Chess Team Competes at State
On Feb. 11 and Feb. 12, the chess team competed at the IHSA state chess competition in Peoria, Illinois and won four out of seven of the games they played.
“It’s not just wins and losses that matter,” said chess coach Matt Love. “It’s the strength of the competition you’re facing and how many points you accrue.”
It’s not just wins and losses that matter, it’s the strength of the competition you’re facing and how many points you accrue. ”
— Matt Love, chess coach
Over the course of two days, the team plays seven rounds, each of which consists of eight games being played simultaneously. Each board is worth a different number of points, with the first being worth 12 and the eighth being worth five. A team wins a round not necessarily by winning every game, but by winning more points as a collective than the other does. Each round has a total of 68 points, making 34.5 the “magic number.”
The team entered the tournament as a 51 seed, and as well as beating all the teams ranked below them, they also won one upset. By the final rankings, the team was ranked 35 in the state.
Leading up to competitions, the chess team meets twice a week to practice and improve. On Tuesdays, the players practice and face each other, while on Thursdays they play against other schools. According to Love, chess coaches in general often have less expertise than their players. Because of this, the players often have much more involvement in helping each other.
“My job is to just take care of everything else … so the players can focus on the game itself,” Love said. This, for the most part, involves aspects related to organization, recruitment and logistics.
According to sophomore and chess team member Daniel Derengowski, a lot of the players’ focus is on improving themselves.
“You just have to win your game,” Derengowski said. “… You really just focus on yourself.”
By the nature of the game, chess is very much an individual activity. While they are a chess team, they aren’t playing in the same game. However, according to Love, the way the system works still requires team coordination and mutual trust.
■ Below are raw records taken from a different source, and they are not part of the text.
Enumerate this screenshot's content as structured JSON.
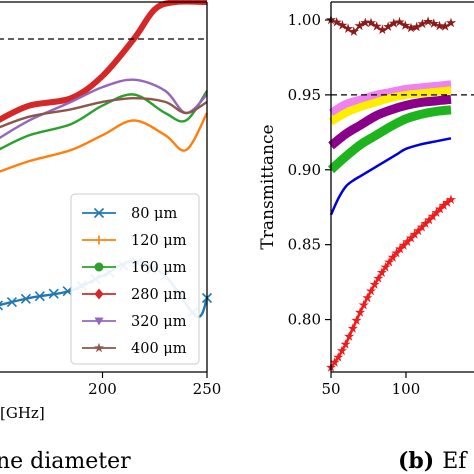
{
  "chart_data": [
    {
      "type": "line",
      "panel": "left",
      "xlabel": "[GHz]",
      "caption": "ne diameter",
      "ylabel": "",
      "x_ticks": [
        200,
        250
      ],
      "xlim": [
        150,
        250
      ],
      "ylim": [
        0.0,
        1.0
      ],
      "grid": false,
      "legend_position": "bottom-right",
      "reference_line": 0.9,
      "series": [
        {
          "name": "80 μm",
          "color": "#1f77b4",
          "marker": "x",
          "x": [
            150,
            165,
            185,
            200,
            215,
            230,
            245,
            250
          ],
          "y": [
            0.18,
            0.2,
            0.22,
            0.26,
            0.3,
            0.26,
            0.15,
            0.2
          ]
        },
        {
          "name": "120 μm",
          "color": "#ff7f0e",
          "marker": "|",
          "x": [
            150,
            165,
            185,
            200,
            215,
            230,
            240,
            250
          ],
          "y": [
            0.54,
            0.57,
            0.6,
            0.64,
            0.68,
            0.64,
            0.6,
            0.7
          ]
        },
        {
          "name": "160 μm",
          "color": "#2ca02c",
          "marker": "o",
          "x": [
            150,
            165,
            185,
            200,
            215,
            230,
            240,
            250
          ],
          "y": [
            0.6,
            0.64,
            0.67,
            0.72,
            0.75,
            0.7,
            0.68,
            0.76
          ]
        },
        {
          "name": "280 μm",
          "color": "#d62728",
          "marker": "d",
          "x": [
            150,
            165,
            185,
            200,
            215,
            225,
            235,
            250
          ],
          "y": [
            0.68,
            0.72,
            0.74,
            0.8,
            0.9,
            0.98,
            1.0,
            1.0
          ]
        },
        {
          "name": "320 μm",
          "color": "#9467bd",
          "marker": "v",
          "x": [
            150,
            165,
            185,
            200,
            215,
            230,
            240,
            250
          ],
          "y": [
            0.63,
            0.68,
            0.73,
            0.77,
            0.79,
            0.76,
            0.7,
            0.75
          ]
        },
        {
          "name": "400 μm",
          "color": "#8c564b",
          "marker": "*",
          "x": [
            150,
            165,
            185,
            200,
            215,
            230,
            240,
            250
          ],
          "y": [
            0.66,
            0.69,
            0.71,
            0.73,
            0.74,
            0.73,
            0.7,
            0.73
          ]
        }
      ]
    },
    {
      "type": "line",
      "panel": "right",
      "caption_label": "(b)",
      "caption_text": "Ef",
      "xlabel": "",
      "ylabel": "Transmittance",
      "x_ticks": [
        50,
        100
      ],
      "y_ticks": [
        0.8,
        0.85,
        0.9,
        0.95,
        1.0
      ],
      "y_tick_labels": [
        "0.80",
        "0.85",
        "0.90",
        "0.95",
        "1.00"
      ],
      "xlim": [
        50,
        150
      ],
      "ylim": [
        0.765,
        1.012
      ],
      "grid": false,
      "reference_line": 0.95,
      "series": [
        {
          "color": "#8b1a1a",
          "x": [
            50,
            55,
            60,
            65,
            70,
            75,
            80,
            85,
            90,
            95,
            100,
            105,
            110,
            115,
            120,
            125,
            130
          ],
          "y": [
            1.0,
            0.998,
            0.995,
            0.992,
            0.997,
            0.999,
            0.996,
            0.993,
            0.997,
            0.999,
            0.996,
            0.994,
            0.997,
            0.999,
            0.997,
            0.995,
            0.998
          ]
        },
        {
          "color": "#ee82ee",
          "x": [
            50,
            60,
            70,
            80,
            90,
            100,
            110,
            120,
            130
          ],
          "y": [
            0.938,
            0.944,
            0.947,
            0.95,
            0.952,
            0.954,
            0.955,
            0.956,
            0.957
          ]
        },
        {
          "color": "#ffee00",
          "x": [
            50,
            60,
            70,
            80,
            90,
            100,
            110,
            120,
            130
          ],
          "y": [
            0.932,
            0.938,
            0.942,
            0.945,
            0.948,
            0.95,
            0.951,
            0.952,
            0.953
          ]
        },
        {
          "color": "#8b008b",
          "x": [
            50,
            60,
            70,
            80,
            90,
            100,
            110,
            120,
            130
          ],
          "y": [
            0.916,
            0.924,
            0.93,
            0.936,
            0.94,
            0.943,
            0.945,
            0.946,
            0.947
          ]
        },
        {
          "color": "#1eb41e",
          "x": [
            50,
            60,
            70,
            80,
            90,
            100,
            110,
            120,
            130
          ],
          "y": [
            0.9,
            0.909,
            0.917,
            0.923,
            0.929,
            0.934,
            0.937,
            0.939,
            0.94
          ]
        },
        {
          "color": "#0000dd",
          "x": [
            50,
            55,
            60,
            65,
            70,
            75,
            80,
            85,
            90,
            95,
            100,
            110,
            120,
            130
          ],
          "y": [
            0.87,
            0.881,
            0.889,
            0.893,
            0.896,
            0.899,
            0.902,
            0.905,
            0.908,
            0.911,
            0.914,
            0.917,
            0.919,
            0.921
          ]
        },
        {
          "color": "#ee1c1c",
          "x": [
            50,
            55,
            60,
            65,
            70,
            75,
            80,
            85,
            90,
            95,
            100,
            105,
            110,
            115,
            120,
            125,
            130
          ],
          "y": [
            0.768,
            0.775,
            0.784,
            0.795,
            0.806,
            0.816,
            0.825,
            0.833,
            0.84,
            0.846,
            0.851,
            0.856,
            0.861,
            0.866,
            0.871,
            0.876,
            0.88
          ]
        }
      ]
    }
  ]
}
“Match by match, you need everybody,” Love said. “It’s not enough just to have your top one or two win, you need the whole team to contribute in different ways and that’s usually what happens.”
Derengowski shares a similar sentiment, saying that the main fun of the trip was being with the rest of the team.
While a COVID-19 outbreak on the team could very much be disastrous for them, Love, the team, and the IHSA itself have remained very careful and vigilant. While Love attributes it partially to good timing and luck, he and the team have also been careful about avoiding potential issues.
Love also notes that the IHSA was very good about enforcing mask rules and other COVID-19 restrictions. The team ended up not having to quarantine any players, despite the naturally face-to-face nature of the competition.
While the team did well and put in plenty of effort over the course of the season, Derengowski says the real point of the competitions isn’t really about victory or loss. Instead, it’s more focused on the reason Derengowski joined the team in the first place.
“It was just fun,” Derengowski said.